AG Introduces Bill that Would Hold Landlords Criminally Accountable for Tenant Harassment
There is finally a bit of momentum in combating landlords who have made an apparent cottage industry out of tenant harassment. Local offenders are finally being held accountable, even if the punishments don’t necessarily fit the bill.
Yesterday, state attorney general Eric Schneiderman introduced a new bill that would hold these controversial building owners criminally accountable for such harassment. In effect, the proposed legislation – known as the “Tenant Protection Act of 2017” – would lower the standard needed to actually criminally convict a landlord of Harassment of a Rent Regulated Tenant.
Schneiderman’s Tenant Protection Act, co-sponsored by Senator Liz Krueger and Assemblymember Joseph Lentol, would reverse that, “setting a more reasonable standard that eliminates the need to prove physical injury to a tenant, and opening the door to prosecutions arising out of more commonplace and insidious tactics — such as turning off heat and hot water, exposing tenants to hazardous materials, and making rent-stabilized buildings deliberately uninhabitable for current tenants and their families.”
“The laws should protect tenants, not greedy landlords who make their buildings uninhabitable in an effort to force families out of their homes,” said Attorney General Schneiderman in a statement. “It’s clear that our existing criminal laws are simply inadequate when it comes to protecting tenants from these dangerous tactics by landlords.

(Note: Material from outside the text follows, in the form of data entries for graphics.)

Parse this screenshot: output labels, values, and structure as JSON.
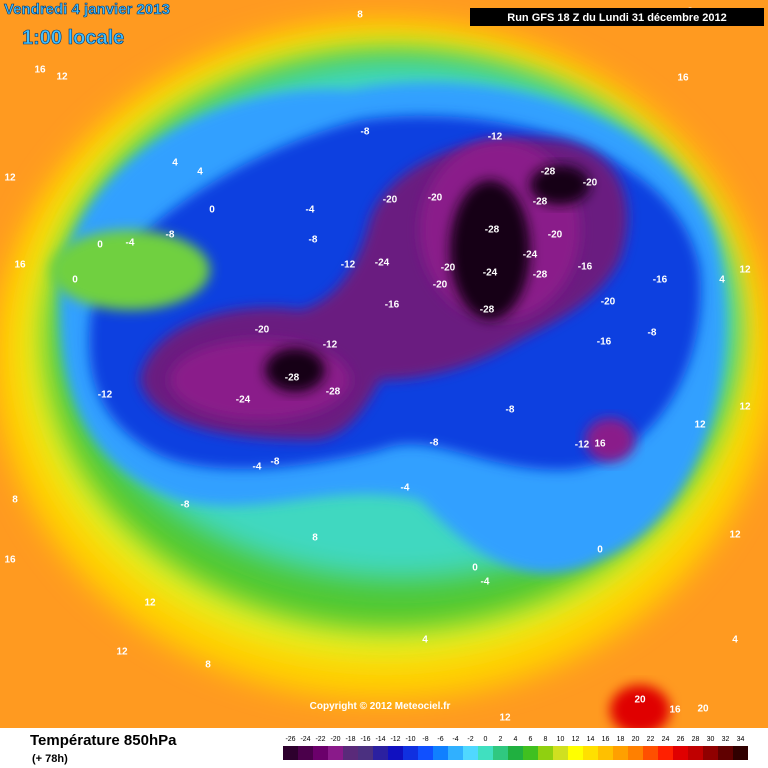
{
  "header": {
    "date": "Vendredi 4 janvier 2013",
    "time": "1:00 locale",
    "run": "Run GFS 18 Z du Lundi 31 décembre 2012"
  },
  "copyright": "Copyright © 2012 Meteociel.fr",
  "footer": {
    "title": "Température 850hPa",
    "lead": "(+ 78h)"
  },
  "colorbar": {
    "ticks": [
      -26,
      -24,
      -22,
      -20,
      -18,
      -16,
      -14,
      -12,
      -10,
      -8,
      -6,
      -4,
      -2,
      0,
      2,
      4,
      6,
      8,
      10,
      12,
      14,
      16,
      18,
      20,
      22,
      24,
      26,
      28,
      30,
      32,
      34
    ],
    "colors": [
      "#2d002d",
      "#4b004b",
      "#6b006b",
      "#8a1a8a",
      "#5a2a7a",
      "#4b3080",
      "#2b20a0",
      "#1010c0",
      "#1030e0",
      "#1050ff",
      "#1080ff",
      "#30b0ff",
      "#50d8ff",
      "#40e0c0",
      "#30c880",
      "#20b040",
      "#40c020",
      "#90d010",
      "#d0e020",
      "#ffff00",
      "#ffe000",
      "#ffc000",
      "#ffa000",
      "#ff8000",
      "#ff5000",
      "#ff2000",
      "#e00000",
      "#c00000",
      "#900000",
      "#600000",
      "#300000"
    ]
  },
  "contour_labels": [
    -28,
    -20,
    -28,
    -20,
    -20,
    -12,
    -8,
    -28,
    -24,
    -24,
    -28,
    -20,
    -20,
    -28,
    -16,
    -24,
    -12,
    -20,
    -16,
    -16,
    -16,
    -8,
    -20,
    -28,
    -24,
    -28,
    -20,
    -12,
    -12,
    -8,
    -4,
    -8,
    -4,
    -8,
    -8,
    -12,
    16,
    -4,
    0,
    0,
    4,
    8,
    8,
    12,
    12,
    16,
    12,
    16,
    20,
    20,
    4,
    4,
    0,
    -4,
    0,
    0,
    -8,
    -4,
    -8,
    12,
    12,
    16,
    16,
    12,
    8,
    8,
    12,
    16,
    4,
    8,
    12,
    12,
    4
  ]
}
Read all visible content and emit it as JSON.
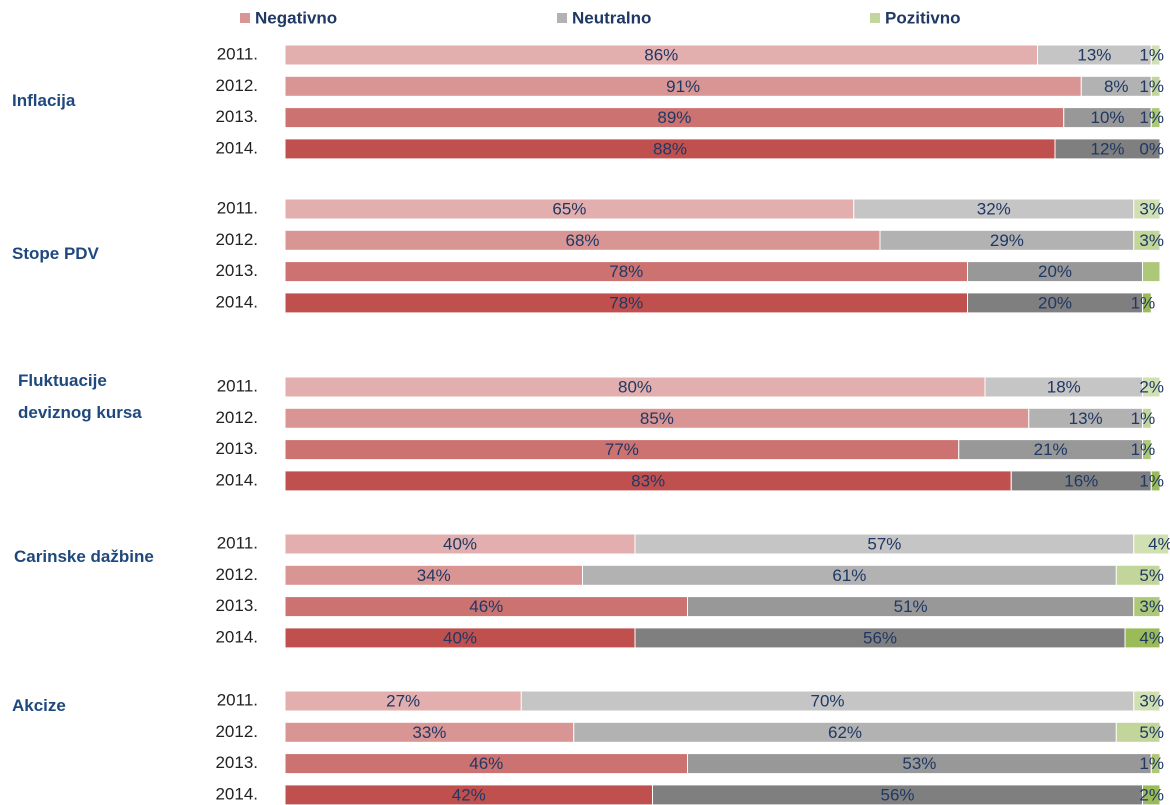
{
  "chart_data": {
    "type": "stacked-bar-horizontal",
    "groups": [
      "Inflacija",
      "Stope PDV",
      "Fluktuacije deviznog kursa",
      "Carinske dažbine",
      "Akcize"
    ],
    "categories": [
      "2011.",
      "2012.",
      "2013.",
      "2014.",
      "2011.",
      "2012.",
      "2013.",
      "2014.",
      "2011.",
      "2012.",
      "2013.",
      "2014.",
      "2011.",
      "2012.",
      "2013.",
      "2014.",
      "2011.",
      "2012.",
      "2013.",
      "2014."
    ],
    "series": [
      {
        "name": "Negativno",
        "color": "#c0504d",
        "values": [
          86,
          91,
          89,
          88,
          65,
          68,
          78,
          78,
          80,
          85,
          77,
          83,
          40,
          34,
          46,
          40,
          27,
          33,
          46,
          42
        ],
        "value_labels": [
          "86%",
          "91%",
          "89%",
          "88%",
          "65%",
          "68%",
          "78%",
          "78%",
          "80%",
          "85%",
          "77%",
          "83%",
          "40%",
          "34%",
          "46%",
          "40%",
          "27%",
          "33%",
          "46%",
          "42%"
        ]
      },
      {
        "name": "Neutralno",
        "color": "#7f7f7f",
        "values": [
          13,
          8,
          10,
          12,
          32,
          29,
          20,
          20,
          18,
          13,
          21,
          16,
          57,
          61,
          51,
          56,
          70,
          62,
          53,
          56
        ],
        "value_labels": [
          "13%",
          "8%",
          "10%",
          "12%",
          "32%",
          "29%",
          "20%",
          "20%",
          "18%",
          "13%",
          "21%",
          "16%",
          "57%",
          "61%",
          "51%",
          "56%",
          "70%",
          "62%",
          "53%",
          "56%"
        ]
      },
      {
        "name": "Pozitivno",
        "color": "#9bbb59",
        "values": [
          1,
          1,
          1,
          0,
          3,
          3,
          2,
          1,
          2,
          1,
          1,
          1,
          4,
          5,
          3,
          4,
          3,
          5,
          1,
          2
        ],
        "value_labels": [
          "1%",
          "1%",
          "1%",
          "0%",
          "3%",
          "3%",
          null,
          "1%",
          "2%",
          "1%",
          "1%",
          "1%",
          "4%",
          "5%",
          "3%",
          "4%",
          "3%",
          "5%",
          "1%",
          "2%"
        ]
      }
    ]
  }
}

We must give prosecutors the tools necessary to protect tenants – and stem the rising tide of tenant harassment that is undermining affordability around New York.”
From the mailbag:
Under the existing Harassment of a Rent Regulated Tenant statute, a prosecutor must not only prove that the offending landlord intended to cause the tenant to vacate their home, but also that the tenant sustained physical injury due to the landlord’s actions and that the landlord intended to cause (or acted with criminal recklessness in causing) such injury. This existing Penal Law statute creates an inexplicably high bar that – in the nearly two decades since the law was enacted – has never been met. In fact, a recent analysis of NYS Division of Criminal Justice Services data shows that not a single landlord has ever been convicted of the crime of Harassment of a Rent Regulated Tenant.
Due to the high bar in the existing criminal tenant harassment statute, prosecutors often can successfully pursue serious criminal charges and tougher penalties against unscrupulous landlords only when there also is evidence of other serious crimes committed by the landlord. For example, the Attorney General’s office has charged landlords with mortgage fraud and larceny, which can occur when a landlord looks to inflate the rental income they receive from rent-regulated buildings, upon which they re-finance their loans. While some landlords who commit mortgage fraud and larceny also engage in tenant harassment, prosecutors should not have to rely on other statutes to bring felony charges against these bad actors. Given the prevalence of this type of behavior, the public demands and prosecutors need a stand-alone statute to curb this behavior.
The Attorney General’s legislation would eliminate the need to prove physical injury to a rent regulated tenant, and a landlord’s specific intent to cause it, in order to secure a criminal conviction for harassment against an offending landlord. Among other things, the legislation would:
- Create a new class A misdemeanor that would apply to landlords and their agents who, with the intent to induce a rent regulated tenant to vacate their home, engage in a “course of conduct” that: “impairs the habitability” of the housing accommodation; creates a condition that endangers the health or safety of the tenant; or is reasonably likely to, and does in fact, “interfere with or disturb the comfort, repose, peace or quiet” of such tenant in the use of their home;
- Expand the existing class E felony Penal Law offense to also make it unlawful for landlords or their agents, with the intent to induce two or more tenants in different rent regulated units to move out, to engage in a “systematic ongoing course of conduct” that: “impairs the habitability” of the housing accommodations; creates a condition that endangers the health or safety of one or more of the tenants; or is reasonably likely to, and does in fact, “interfere with or disturb the comfort, repose, peace or quiet” of one or more of such tenants in the use of their homes; and
- Make it a class E felony for a landlord to commit the new class A misdemeanor offense after he or she has been convicted of that crime or the class E felony tenant harassment offense within the preceding five years.
The new class A misdemeanor carries a maximum penalty of up to one year in jail. The class E felony carries a maximum sentence of up to four years in State prison.